Vivid recall of childhood memories is a characteristic of people rated highly hypnotizable. Psychologists S. C. Wilson and T. X. Barber found that such people were as children more likely to indulge in make-believe and retain into adulthood an ability to immerse themselves in fantasy, to "live in" the images they create. One woman in Wilson and Barber's study described having to wrap herself in blankets in her well-heated living room while watching the Siberian winter scene in Dr. Zhivago.

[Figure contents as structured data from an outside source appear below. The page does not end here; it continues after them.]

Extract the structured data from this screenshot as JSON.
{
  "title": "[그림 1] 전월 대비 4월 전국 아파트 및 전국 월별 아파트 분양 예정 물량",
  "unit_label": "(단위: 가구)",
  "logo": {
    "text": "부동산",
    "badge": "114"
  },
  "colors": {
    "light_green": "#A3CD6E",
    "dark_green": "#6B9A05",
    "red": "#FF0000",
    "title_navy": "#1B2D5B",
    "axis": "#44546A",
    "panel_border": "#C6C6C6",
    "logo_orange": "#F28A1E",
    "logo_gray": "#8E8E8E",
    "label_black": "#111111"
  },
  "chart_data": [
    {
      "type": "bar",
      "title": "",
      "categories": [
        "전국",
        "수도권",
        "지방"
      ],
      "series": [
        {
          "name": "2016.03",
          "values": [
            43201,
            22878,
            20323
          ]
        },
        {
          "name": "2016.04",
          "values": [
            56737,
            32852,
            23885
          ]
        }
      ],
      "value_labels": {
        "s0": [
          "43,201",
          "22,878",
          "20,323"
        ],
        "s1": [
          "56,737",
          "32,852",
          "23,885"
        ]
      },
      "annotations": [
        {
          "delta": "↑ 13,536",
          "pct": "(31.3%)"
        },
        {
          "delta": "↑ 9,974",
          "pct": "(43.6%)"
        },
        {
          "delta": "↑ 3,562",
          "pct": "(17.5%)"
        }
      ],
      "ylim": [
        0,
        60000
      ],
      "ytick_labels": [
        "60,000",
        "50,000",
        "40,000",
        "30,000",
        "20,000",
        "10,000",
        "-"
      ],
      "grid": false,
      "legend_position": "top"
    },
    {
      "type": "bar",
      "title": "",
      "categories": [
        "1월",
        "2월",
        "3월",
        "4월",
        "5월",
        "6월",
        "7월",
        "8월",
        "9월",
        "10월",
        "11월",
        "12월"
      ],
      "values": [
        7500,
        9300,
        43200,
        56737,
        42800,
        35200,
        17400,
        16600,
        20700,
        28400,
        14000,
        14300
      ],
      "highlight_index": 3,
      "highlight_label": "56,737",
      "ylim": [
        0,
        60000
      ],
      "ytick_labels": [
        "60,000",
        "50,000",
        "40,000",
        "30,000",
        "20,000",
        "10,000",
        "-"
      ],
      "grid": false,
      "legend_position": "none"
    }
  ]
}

Such so-called mind-body plasticity is also a hallmark of the placebo response, and may be a key component in self-healing. Good placebo responders, says researcher Ian Wickramesekera, resemble good hypnotic subjects in their ability to shift out of "the critical, analytic mode of information processing. They will tend to be individuals who are prone to see conceptual or other relationships between events that seem randomly distributed to others. They will inhibit the interfering signals of doubt and skepticism."

It is intriguing to note how closely these descriptions tally with observations of the healers of the Africa's Kung Bushman tribe, who, Harvard anthropologist Richard Katz notes, have "easier access to a rich fantasy life and a primarily intuitive and emotional response, rather than a logical or rational one."

A Rising Heart

But Katz noticed another trait. The healers in the tribe, he says, seem to be more "emotionally labile. They are said to be more sga ku tsiu; that is, their 'heart rises' more, they are more 'expressive' or 'passionate.'" During the healing dance ceremonies in which participants attempt to raise within their bodies the "boiling energy" called num, the healers' emotions seemed to be "readily available and capable of quickly changing their intensity and content."

I and other researchers have been struck by a similar emotional lability among self-healers. In contrast to some notions that the healing path winds through verdant swards of peace and love, many patients described the unexpected welling-up of hidden reservoirs of anger—"like a volcano," said a former rheumatoid arthritis patient—which they associated with their unexpected recoveries. Several studies of exceptional cancer patients have confirmed such people are not infrequently "hostile, compulsive, and demanding."

Dr. Hans Schilder, a researcher at the Helen Dowling Institute of Psychosocial Medicine in Rotterdam, Holland, has noted similar characteristics in the seven spontaneous remission cases he has studied. Schilder, who sports a mop of blond hair, looks scarcely older than 17, and is lanky almost to the point of elongation, is attempting to identify specific psychological changes that might precede healing—searching, in effect, for a Tumor Necrosis Factor of the Mind.